Although its boardwalk café is closed in winter, Sunnyside Pavilion is worth a visit to drink in the architectural beauty of its Art Deco exterior. Its striking design is by Alfred Chapman, who also designed the distinguished Princes’ Gates entrance to Exhibition Place.
Your wintery walk may stir up an appetite for carbs, so walk to Roncesvalles Avenue’s Café Polonez for a plate of soul-satiating perogies. This local favourite has been serving up homemade Polish classics for more than 30 years, so you can trust their perogies, borscht and goulash are legit.
Next, enjoy coffee and dessert at one of Roncy’s many indie cafés. Get a comforting cup of piping hot cocoa, tea or coffee at Lit Espresso (which sources beans from local roaster Two Bears, along with sweet treats). Or try Cherry Bomb Coffee; they house-roast their beans in small batches and bake their own croissants and ginger molasses cookies onsite.

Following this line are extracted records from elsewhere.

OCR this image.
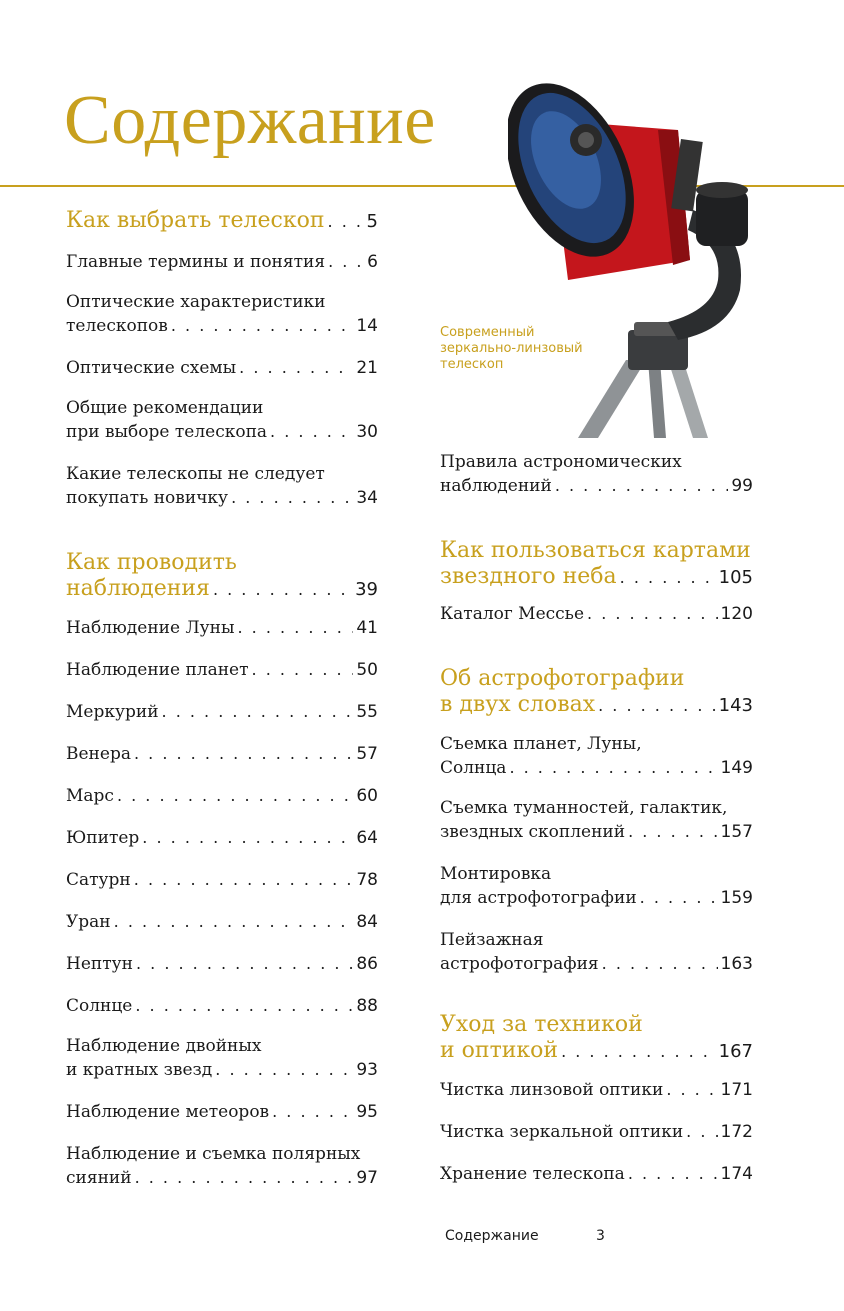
Содержание
Современный
зеркально-линзовый
телескоп
Как выбрать телескоп . . . 5
Главные термины и понятия . . . 6
Оптические характеристики
телескопов . . .	14
Оптические схемы . . .	21
Общие рекомендации
при выборе телескопа . . .	30
Какие телескопы не следует
покупать новичку . . .	34
Как проводить
наблюдения . . .	39
Наблюдение Луны . . .	41
Наблюдение планет . . .	50
Меркурий . . .	55
Венера . . .	57
Марс . . .	60
Юпитер . . .	64
Сатурн . . .	78
Уран . . .	84
Нептун . . .	86
Солнце . . .	88
Наблюдение двойных
и кратных звезд . . .	93
Наблюдение метеоров . . .	95
Наблюдение и съемка полярных
сияний . . .	97
Правила астрономических
наблюдений . . .	99
Как пользоваться картами
звездного неба . . .	105
Каталог Мессье . . .	120
Об астрофотографии
в двух словах . . .	143
Съемка планет, Луны,
Солнца . . .	149
Съемка туманностей, галактик,
звездных скоплений . . .	157
Монтировка
для астрофотографии . . .	159
Пейзажная
астрофотография . . .	163
Уход за техникой
и оптикой . . .	167
Чистка линзовой оптики . . .	171
Чистка зеркальной оптики . . . 172
Хранение телескопа . . .	174
Содержание	3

Ready for supper in Sunnyside after your winter adventure? You can’t go wrong with the comfort-food classics at homey joint The Ace. The restored 1950s diner space features intimate booths to cozy up in as you enjoy a seasonal dinner menu that changes every Wednesday and Friday.
Getting to Sunnyside:
Take the Line 1 Yonge-University subway to Queen station, then catch the 501 Queen bus westbound to Roncesvalles Avenue.
Or take the Line 2 Bloor-Danforth subway to Dundas West station, then catch the 504 King bus southbound to Queen Street West.
The 501 Queen and 504 King streetcar routes have been impacted by track and road construction. Visit ttc.ca for more details.